What effect will the attempted assassination of President Reagan have on the market? Will Congress react to the public "sympathy" by furthering the administration's conservative economic cause?
Wall Street is still trying evaluate the answer to these and other questions raised by the shooting. In an initial assessment, however, Bob Nurock of Butcher & Singer Inc., a Philadelphia-based brokerage house, says that ". . . should political leaders in Congress react to the President and his program on a more personal rather than a political level, we believe this would enhance the prospects for passage of the proposals under consideration." Over the intermediate term, Mr. Nurock says, this could help turn investor expectations more positive.

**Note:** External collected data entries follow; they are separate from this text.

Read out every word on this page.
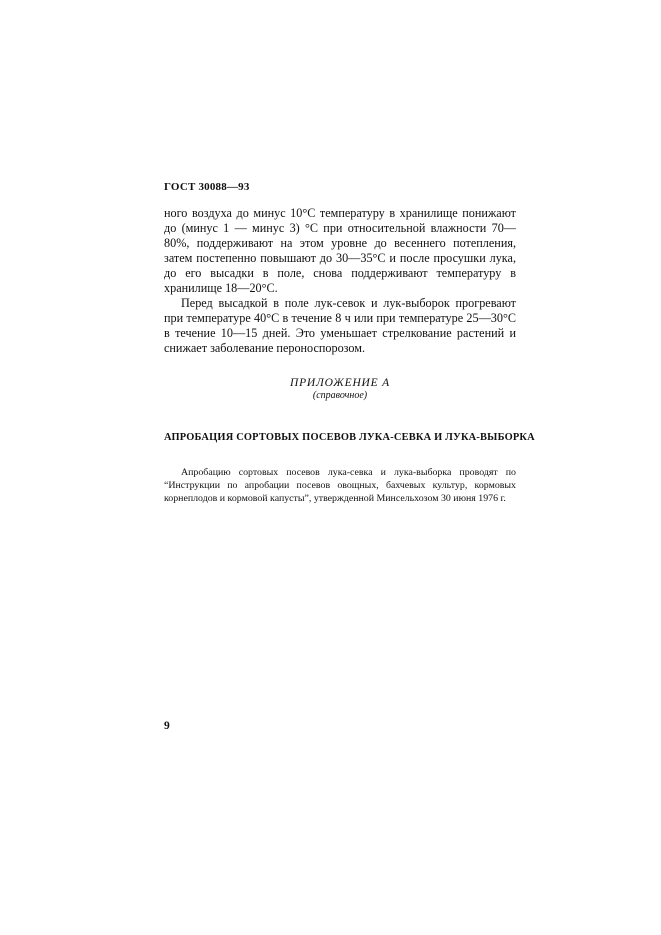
ГОСТ 30088—93

ного воздуха до минус 10°С температуру в хранилище понижают до (минус 1 — минус 3) °С при относительной влажности 70—80%, поддерживают на этом уровне до весеннего потепления, затем постепенно повышают до 30—35°С и после просушки лука, до его высадки в поле, снова поддерживают температуру в хранилище 18—20°С.

Перед высадкой в поле лук-севок и лук-выборок прогревают при температуре 40°С в течение 8 ч или при температуре 25—30°С в течение 10—15 дней. Это уменьшает стрелкование растений и снижает заболевание пероноспорозом.

ПРИЛОЖЕНИЕ А
(справочное)
АПРОБАЦИЯ СОРТОВЫХ ПОСЕВОВ ЛУКА-СЕВКА И ЛУКА-ВЫБОРКА
Апробацию сортовых посевов лука-севка и лука-выборка проводят по “Инструкции по апробации посевов овощных, бахчевых культур, кормовых корнеплодов и кормовой капусты”, утвержденной Минсельхозом 30 июня 1976 г.
9
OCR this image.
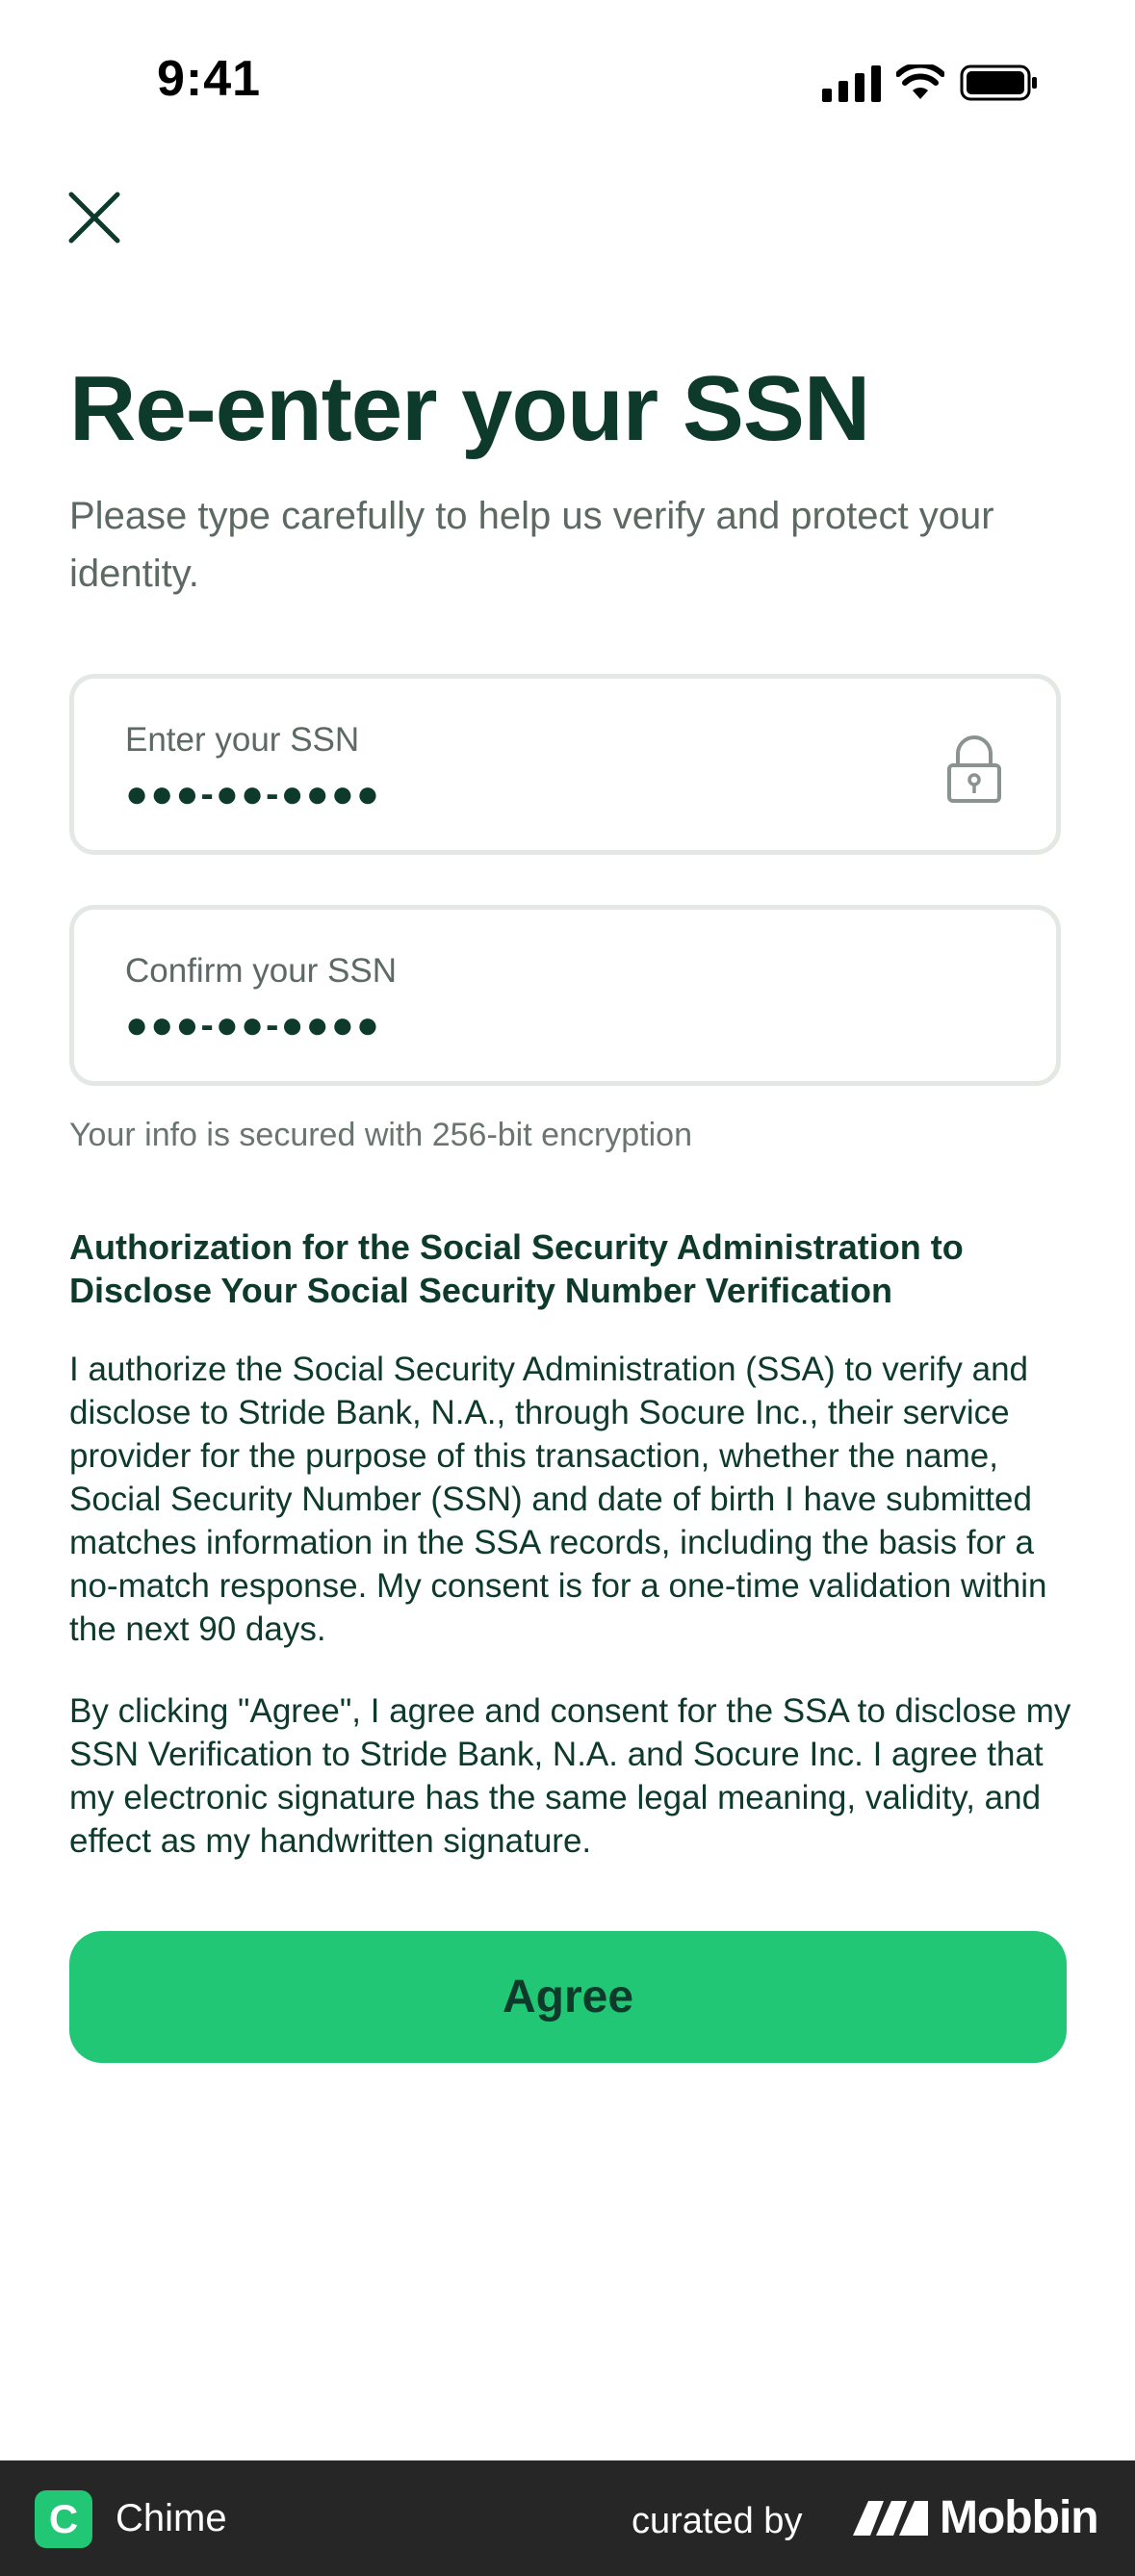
9:41
Re-enter your SSN

Please type carefully to help us verify and protect your identity.

Enter your SSN
●●●-●●-●●●●
Confirm your SSN
●●●-●●-●●●●
Your info is secured with 256-bit encryption

Authorization for the Social Security Administration to Disclose Your Social Security Number Verification

I authorize the Social Security Administration (SSA) to verify and disclose to Stride Bank, N.A., through Socure Inc., their service provider for the purpose of this transaction, whether the name, Social Security Number (SSN) and date of birth I have submitted matches information in the SSA records, including the basis for a no-match response. My consent is for a one-time validation within the next 90 days.

By clicking "Agree", I agree and consent for the SSA to disclose my SSN Verification to Stride Bank, N.A. and Socure Inc. I agree that my electronic signature has the same legal meaning, validity, and effect as my handwritten signature.

Agree
C Chime	curated by	Mobbin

Frank Mastrapasqua, chief economist for Smith Barney, Harris Upham & CO., says he thinks the shooting incident will be at worst "neutral" for Wall Street and possibly positive. He reasons that "it will positive in the context that the President will be a bit more successful at getting his proposals through Congress. . . .There could be a feeling of rallying around the President. . . . It will be difficult to attack him."
Despite the assassination attempt, Julie Sedkey, an analyst with the Washington Analysis Group, a division of Bache Halsey Stuart Shields Inc., says she doesn't believe it will have any effect on the President's proposals. "No nitty-gritty decisions on the budget cuts will be made for another couple of months," Ms. Sedkey says, "and Congress won't get down to a line-by-line change in the program until June." By the end of April, when Congress is expected to complete its "budget reconciliation," she expects that the President will be back in the White House, so it won't be possible for a call from a hospital bed to a congressman to be effective.
Even so, Ms. Sedkey says one aspect of the shooting has been to increase the President's standings in the polls. "Congress is always leery of bucking a president with a high public opinion standing," she says, "so if he can keep that support, that fact alone puts pressure on Congress."
None of the analysts expect Mr. Reagan to get his three-year tax cut. Instead, they believe he is likely to only get a one-year cut. Ms. Sedkey notes that "there is a less than 10 percent chance he will get a three-year cut." This is a huge commitment for Congress to make, she believes, since it would not get much political mileage out of it for the next three years. "They would have nothing to brag about for the 1982 elections," she comments.
Congress is also concerned that if the Kemp-Roth plan doesn't work, it will get the blame. So the Bache analyst expects Congress to stick to one-year tax cuts, ones that will benefit business as well as investment and savings.